日本で所得が最も低い沖縄が、出生率が最も高い

日本で最も出生率が高い県は、沖縄です (2016年)。最も低いのは東京です。合計特殊出生率は、沖縄が1.95もありますが、東京は1.24しかなく、全国では1.44です。

内閣府: 6 地域比較 都道府県別合計特殊出生率の動向
https://www8.cao.go.jp/shoushi/shoushika/whitepaper/measures/w-2018/30pdfhonpen/pdf/s1-6.pdf

その沖縄は、一人あたり県民所得は全国最低で216.6万円。一方、東京は全国最高で537.8万円。全国平均は319万円です。(2016年)
ネット世論の「カネがないから子どもを産めない」とは真逆の結果です。

内閣府: 県民経済計算
https://www.esri.cao.go.jp/jp/sna/sonota/kenmin/kenmin_top.html

県民経済計算

※注: 県民所得は県民雇用者報酬に加えて、財産所得と企業所得も含まれます。そのため、体感より高い数値となります。

「子育ては趣味」

上記したネット要望以外での、出生率低下の原因です。

・「子育ては趣味」への価値観の変化
・晩婚化: 女性の社会進出。女性が生殖に最も適した年齢で学校や職場を離れられない。
・未婚化: お見合い結婚の崩壊

私がツイった「子育ては趣味」に反響があったのは、意外でした。まだ共通認識でないことが、わかったからです。

先進国の少子化は
・経済状況
・子育て環境
を親は理由にしますが、子供が経済の担い手だった時代から変わって、子育ては趣味となった価値観の変化が大きい可能性があります。いくら政府が補助をしても、マイナスへの補填にすぎなければ、経済的にプラスだった時代ほど産まないのは、当然の帰結かと。
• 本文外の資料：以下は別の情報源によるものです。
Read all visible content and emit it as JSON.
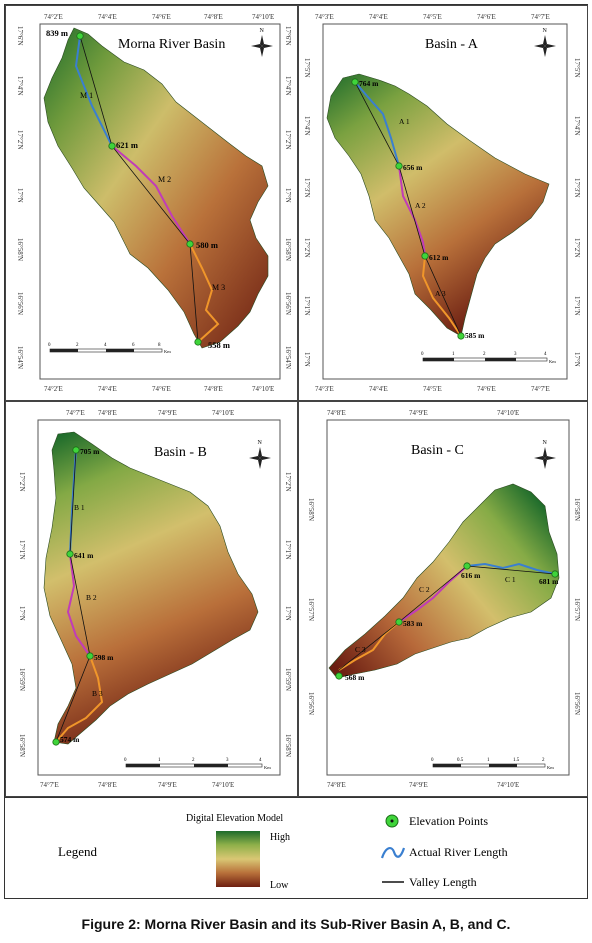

当事者である親は、経済状況や子育て環境を、少子化の理由にしますが、本当にこれが理由でしょうか。顧客に「求めているもの」を聞くと、自分が欲しいものが何か分かっていなかったり、言語化できなかったり、利益誘導からポジショントークをすることはよくあります。
現代社会は、子どもは家計の担い手ではなくなりました。一昔前では、子育てをする主戦力は子どもであり、家の手伝いなどから始まる”児童労働”は一般的でした。現在の倫理観では受け入れられませんが、当時の子どもはそうやって、家庭内に居場所を築いていました。また、成人した後も、跡取り以外は、仕送りがあてにされ、他家から結納の形で”補償”が行われました。親が子どもを産むことは、経済的な利益でもあった時代です。